Archives for: September 2007, 02
09/02/07
Most people most likely saw the YouTube movie on content-aware image resizing which got blogged quite a lot lately. I read the corresponding paper, and wrote an implementation (not finished/perfect at all, but well) in Python. If it would ever become "production quality" a Gimp and/or GEGL plugin would be nice.
Here's a sample:
Original image
Resized using Gimp, cubic interpolation, 150px
Resized image, 150px
Overview of removed pixels
This transformation is done in about 2 seconds (mainly because of some calculations in pure Python. For most calculations I use the Python Imaging Library and SciPy/NumPy, which are mainly C modules and much faster). As you can see the implementation still needs lots of love.
You can see another sample (image resized from 1000 to 250px in 8 seconds) here.
Git repository is here. Please email any patches!

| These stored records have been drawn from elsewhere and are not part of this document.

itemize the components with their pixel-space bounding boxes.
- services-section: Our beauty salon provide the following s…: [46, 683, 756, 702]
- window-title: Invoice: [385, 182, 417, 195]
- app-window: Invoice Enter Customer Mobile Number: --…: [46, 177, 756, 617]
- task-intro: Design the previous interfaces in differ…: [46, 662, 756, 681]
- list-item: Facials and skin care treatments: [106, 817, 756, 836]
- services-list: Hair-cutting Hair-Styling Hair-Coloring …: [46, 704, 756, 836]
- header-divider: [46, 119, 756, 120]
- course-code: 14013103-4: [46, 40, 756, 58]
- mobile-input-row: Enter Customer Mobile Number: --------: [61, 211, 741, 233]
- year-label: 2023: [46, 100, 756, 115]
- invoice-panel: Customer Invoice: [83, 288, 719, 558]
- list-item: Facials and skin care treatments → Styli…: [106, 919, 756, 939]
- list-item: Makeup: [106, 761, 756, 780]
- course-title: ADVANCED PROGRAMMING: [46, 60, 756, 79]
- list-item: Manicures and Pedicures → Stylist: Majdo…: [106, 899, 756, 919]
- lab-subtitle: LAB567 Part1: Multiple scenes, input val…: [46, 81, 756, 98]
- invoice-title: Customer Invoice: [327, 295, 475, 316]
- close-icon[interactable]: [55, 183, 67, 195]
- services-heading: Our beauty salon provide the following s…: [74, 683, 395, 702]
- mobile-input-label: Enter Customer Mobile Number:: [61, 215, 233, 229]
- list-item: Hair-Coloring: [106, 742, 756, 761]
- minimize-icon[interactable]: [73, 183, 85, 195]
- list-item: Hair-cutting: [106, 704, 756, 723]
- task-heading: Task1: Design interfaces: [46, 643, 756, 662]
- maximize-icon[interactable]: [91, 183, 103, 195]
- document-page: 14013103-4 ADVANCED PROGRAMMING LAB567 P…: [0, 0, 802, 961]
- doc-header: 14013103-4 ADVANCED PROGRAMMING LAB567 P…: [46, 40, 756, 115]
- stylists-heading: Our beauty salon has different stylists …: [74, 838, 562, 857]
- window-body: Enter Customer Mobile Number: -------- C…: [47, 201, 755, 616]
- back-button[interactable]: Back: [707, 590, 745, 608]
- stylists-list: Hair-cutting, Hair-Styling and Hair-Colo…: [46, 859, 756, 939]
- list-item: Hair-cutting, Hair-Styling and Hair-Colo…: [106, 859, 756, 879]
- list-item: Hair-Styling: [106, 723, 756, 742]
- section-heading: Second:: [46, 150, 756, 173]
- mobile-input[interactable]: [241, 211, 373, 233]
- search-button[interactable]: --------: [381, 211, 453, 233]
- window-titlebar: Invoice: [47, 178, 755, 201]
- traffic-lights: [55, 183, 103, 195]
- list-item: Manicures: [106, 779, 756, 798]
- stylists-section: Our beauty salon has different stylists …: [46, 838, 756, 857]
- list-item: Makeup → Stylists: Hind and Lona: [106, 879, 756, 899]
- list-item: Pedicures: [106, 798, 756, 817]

The algorithm itself is surprisingly "simple" and easy to understand, great job by the researchers! More on that later. I should be studying mathematical analysis now, 2nd time I got to redo this exam, bloody university :-(
Update:
Using very expensive algorithm
This image was generated by:
- Loading the input image
- 150 times:
- Calculate energy and cost of current working picture
- For every pixel in the top row, calculate the cost of the "best path" starting at this pixel
- Figure out which path is the cheapest
- Create an image which is the working image, minus this best path
- Replace the working image with the image generated in the previous step
This took 273 seconds on my system, as the complexity is something like O(150*N*N*N*N*N*N*M) where M is the complexity of the gradient magnitude calculation.
Conclusion: not a workable solution :D
Do notice there are significant changes between this image and the one posted above. As I wrote this as a quick hack, I didn't include code to show which paths were removed from the original image.